During the games, one of the ways to help get ahead on tempo is to have an opponent spend their turn playing a low impact spell rather than a creature. Often you will see someone attack into your clearly superior board, making it obvious that they are at least representing a trick. In these situations it pays to know what the mana cost is of potential tricks in the format, and what the most likely creature costs are. This way you can sometimes force them into spending a trick and a turn when they could have otherwise played a more powerful creature. For example, forcing them to play a 2 cost spell on their turn 4 means they can’t develop their board and you will be able to get a board advantage on your turn. While they will often make these attacks in a position where they are not losing tempo if they have to play the trick, it can still be correct to have them spend what could be an impactful trick on a mid-size creature. Most players would rather their opponent spends a card like Titanic Growth to kill a 3 or 4 drop creature rather than wait and potentially snag a 5 or 6 drop instead. Their will of course be the occasional time that your opponent doesn’t have a trick at all, but these are few and far between.

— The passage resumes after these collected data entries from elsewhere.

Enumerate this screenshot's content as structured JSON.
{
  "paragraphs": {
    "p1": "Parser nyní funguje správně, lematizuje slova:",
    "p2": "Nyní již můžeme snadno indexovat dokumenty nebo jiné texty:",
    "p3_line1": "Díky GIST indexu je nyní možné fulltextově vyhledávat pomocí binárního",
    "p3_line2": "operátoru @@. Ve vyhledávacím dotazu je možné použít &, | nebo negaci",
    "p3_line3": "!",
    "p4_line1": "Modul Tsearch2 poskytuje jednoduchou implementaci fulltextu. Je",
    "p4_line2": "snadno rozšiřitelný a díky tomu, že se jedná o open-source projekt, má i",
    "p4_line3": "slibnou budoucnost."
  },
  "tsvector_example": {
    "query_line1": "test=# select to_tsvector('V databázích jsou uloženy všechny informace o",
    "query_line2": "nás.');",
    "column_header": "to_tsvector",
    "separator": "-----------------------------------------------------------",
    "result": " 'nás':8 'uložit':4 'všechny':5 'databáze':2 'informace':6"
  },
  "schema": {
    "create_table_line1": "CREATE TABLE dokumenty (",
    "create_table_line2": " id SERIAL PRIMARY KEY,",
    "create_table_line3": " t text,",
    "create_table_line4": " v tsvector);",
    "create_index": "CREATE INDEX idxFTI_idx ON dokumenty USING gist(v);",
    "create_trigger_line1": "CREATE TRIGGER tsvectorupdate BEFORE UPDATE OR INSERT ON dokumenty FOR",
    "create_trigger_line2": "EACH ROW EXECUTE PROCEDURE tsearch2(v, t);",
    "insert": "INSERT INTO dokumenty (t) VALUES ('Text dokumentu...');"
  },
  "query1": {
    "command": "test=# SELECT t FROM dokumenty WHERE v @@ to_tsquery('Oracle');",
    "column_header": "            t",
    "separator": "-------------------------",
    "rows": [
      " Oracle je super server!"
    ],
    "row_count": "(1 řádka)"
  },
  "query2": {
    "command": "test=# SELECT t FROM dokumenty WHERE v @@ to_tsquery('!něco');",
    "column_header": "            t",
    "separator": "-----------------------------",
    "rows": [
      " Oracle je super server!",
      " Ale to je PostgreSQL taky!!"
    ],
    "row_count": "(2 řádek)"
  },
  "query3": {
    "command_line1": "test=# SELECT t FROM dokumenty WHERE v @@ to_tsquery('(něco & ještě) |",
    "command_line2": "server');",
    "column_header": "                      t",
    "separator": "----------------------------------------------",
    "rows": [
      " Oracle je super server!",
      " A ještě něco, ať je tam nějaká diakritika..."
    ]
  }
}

A good habit to get into during the games is writing down every non-creature spell that your opponent plays. When building the optimal sealed pools, you would have noticed the approximate number of spells is usually around 6 to 8 depending on the colours. Blue/Black tends to be more spell heavy and can have up to 9 spells while Red/Green decks are often spell light and have only 5-6 spells. This will of course change slightly depending on the format, but successful sealed pools usually run about 15-17 creatures leaving the rest for spells. In addition to this, noting down each creature that has haste, a repeatable effect, or an enters the battlefield ability will also help. Knowing what cards your opponent has access to in games 2 and 3 makes it much easier to try to play around everything.

My last piece of advice is to be aware of what types of removal or creatures your deck is weak to and how to combat that through sideboarding. If you see multiple 4/2 or 4/3 creatures, it can pay to bring in cards like Thraben Purebloods or Catacomb Slug to invalidate their creatures.

Final Thoughts

While a lot of this advice revolves around the assumption that the format you are preparing for has little in the way of mana fixing, this method can still apply for formats such as Khans of Tarkhir in which good mana fixing is ample. In these formats, 2 colour decks can still be better than the 3 or 4 colour decks, but it would pay to build the optimal decks with a third colour splashed. I would also suggest having only 1 of each common land and no more than 1 uncommon land in the optimal builds.

I hope this helps some of you better prepare for your next sealed event, be it a Grand Prix or a PPTQ.